By IANS/EFE,
Havana : Fidel Castro has confronted international and opposition criticism of the Cuban government following last week’s death of political prisoner Orlando Zapata Tamayo after an 85-day hunger strike, saying “we have never ordered an adversary killed”.
“In our country we have never tortured anyone, we have never ordered an adversary killed, we have never lied to the people,” the retired Cuban president said in the latest of his “Reflections” on public affairs.
He also defended Brazilian President Luiz Inacio Lula da Silva against those who accuse him of ignoring the case of Zapata on his recent visit to Havana.
“Some who envy his prestige and his glory, and even worse, those who are at the service of the (US) empire, criticise him for visiting Cuba. To do so they use the vile slander that has been used against Cuba for half a century,” Castro wrote.
For its part, state television broadcast an extensive report Monday night accusing “the counterrevolution” of a “defamation campaign” to hide the medical attention that Zapata received before he died.
The programme said that the dissident, who had been in jail since 2003, was attended “with the strictest medical ethics”.
Granma accused Zapata of being a common criminal who “adopted a political persona when he already had a long criminal record”.
State television also presented interviews with doctors and specialists who detailed the reactions of the human body to prolonged starvation and the physical process leading to the fatal result.
It also published pictures of Zapata’s mother, Reyna Tamayo, and videos of her visits to the hospital where he was admitted, meetings she had with police authorities, and wiretapped conversations with members of the opposition in Miami and Cuba.

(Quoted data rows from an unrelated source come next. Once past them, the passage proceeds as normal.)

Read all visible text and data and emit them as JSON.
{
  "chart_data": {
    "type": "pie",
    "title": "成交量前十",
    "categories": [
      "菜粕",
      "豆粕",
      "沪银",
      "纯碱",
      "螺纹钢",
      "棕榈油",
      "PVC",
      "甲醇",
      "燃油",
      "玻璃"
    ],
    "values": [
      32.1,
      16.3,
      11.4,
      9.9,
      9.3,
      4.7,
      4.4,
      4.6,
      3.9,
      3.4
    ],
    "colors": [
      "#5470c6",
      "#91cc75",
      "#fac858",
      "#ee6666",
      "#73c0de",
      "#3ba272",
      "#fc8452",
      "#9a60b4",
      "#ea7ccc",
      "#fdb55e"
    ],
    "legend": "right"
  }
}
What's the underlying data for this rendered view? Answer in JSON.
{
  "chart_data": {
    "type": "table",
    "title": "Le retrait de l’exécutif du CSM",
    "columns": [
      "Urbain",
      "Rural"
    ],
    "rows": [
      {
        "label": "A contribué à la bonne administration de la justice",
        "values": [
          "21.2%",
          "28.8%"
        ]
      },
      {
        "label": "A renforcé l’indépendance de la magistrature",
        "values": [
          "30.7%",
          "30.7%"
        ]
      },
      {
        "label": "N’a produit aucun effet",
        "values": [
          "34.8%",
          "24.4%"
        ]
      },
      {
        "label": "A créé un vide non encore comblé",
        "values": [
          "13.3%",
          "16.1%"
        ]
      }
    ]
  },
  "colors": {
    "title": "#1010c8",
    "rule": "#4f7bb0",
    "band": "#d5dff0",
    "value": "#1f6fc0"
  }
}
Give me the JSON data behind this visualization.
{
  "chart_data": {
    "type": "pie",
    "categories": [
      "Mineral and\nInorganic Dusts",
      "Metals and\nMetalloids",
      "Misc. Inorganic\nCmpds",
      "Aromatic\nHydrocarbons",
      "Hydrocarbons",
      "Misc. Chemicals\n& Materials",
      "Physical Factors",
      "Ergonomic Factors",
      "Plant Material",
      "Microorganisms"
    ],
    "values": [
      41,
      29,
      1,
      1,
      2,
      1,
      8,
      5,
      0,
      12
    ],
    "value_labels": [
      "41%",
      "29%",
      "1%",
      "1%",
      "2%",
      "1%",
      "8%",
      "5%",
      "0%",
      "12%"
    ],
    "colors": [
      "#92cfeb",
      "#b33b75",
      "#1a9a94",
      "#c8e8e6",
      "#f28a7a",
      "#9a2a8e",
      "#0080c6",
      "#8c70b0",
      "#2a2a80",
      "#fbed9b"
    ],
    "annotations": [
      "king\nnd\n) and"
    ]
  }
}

One of the doctors said that the prisoner was treated with “the latest generation of products in terms of nourishment”.
The report said that “the counterrevolution” is promoting a campaign to “accuse the island’s authorities of not providing Orlando Zapata with medical attention,” and that “it therefore decided to manipulate and cover up any proof to the contrary”.
“The words of Orlando Zapata’s mother about the excellent attention her son was getting were never divulged. That truth was not suitable in a campaign of defamation against Cuba,” it said.
Dr. Maria Esther Hernandez said she kept telling Zapata “about the consequences of his decision and how it was putting his life in danger, but he maintained his position at all times”.
In a related matter, two of the five dissidents who launched hunger strikes after Tamayo’s death decided to end their protests.
Political prisoners Eduardo Diaz Fleitas and Diosdado Gonzalez, both held at Kilo 5 prison in the western province of Pinar del Rio, announced they would resume taking nourishment.
Two other prisoners: Nelson Molinet, also at Kilo 5; and Fidel Suarez Cruz, serving time at the Kilo 8 penitentiary in Pinar del Rio, remained on hunger strike, the spokesman for the unofficial Cuban Commission on Human Rights and National Reconciliation, Elizardo Sanchez, told EFE.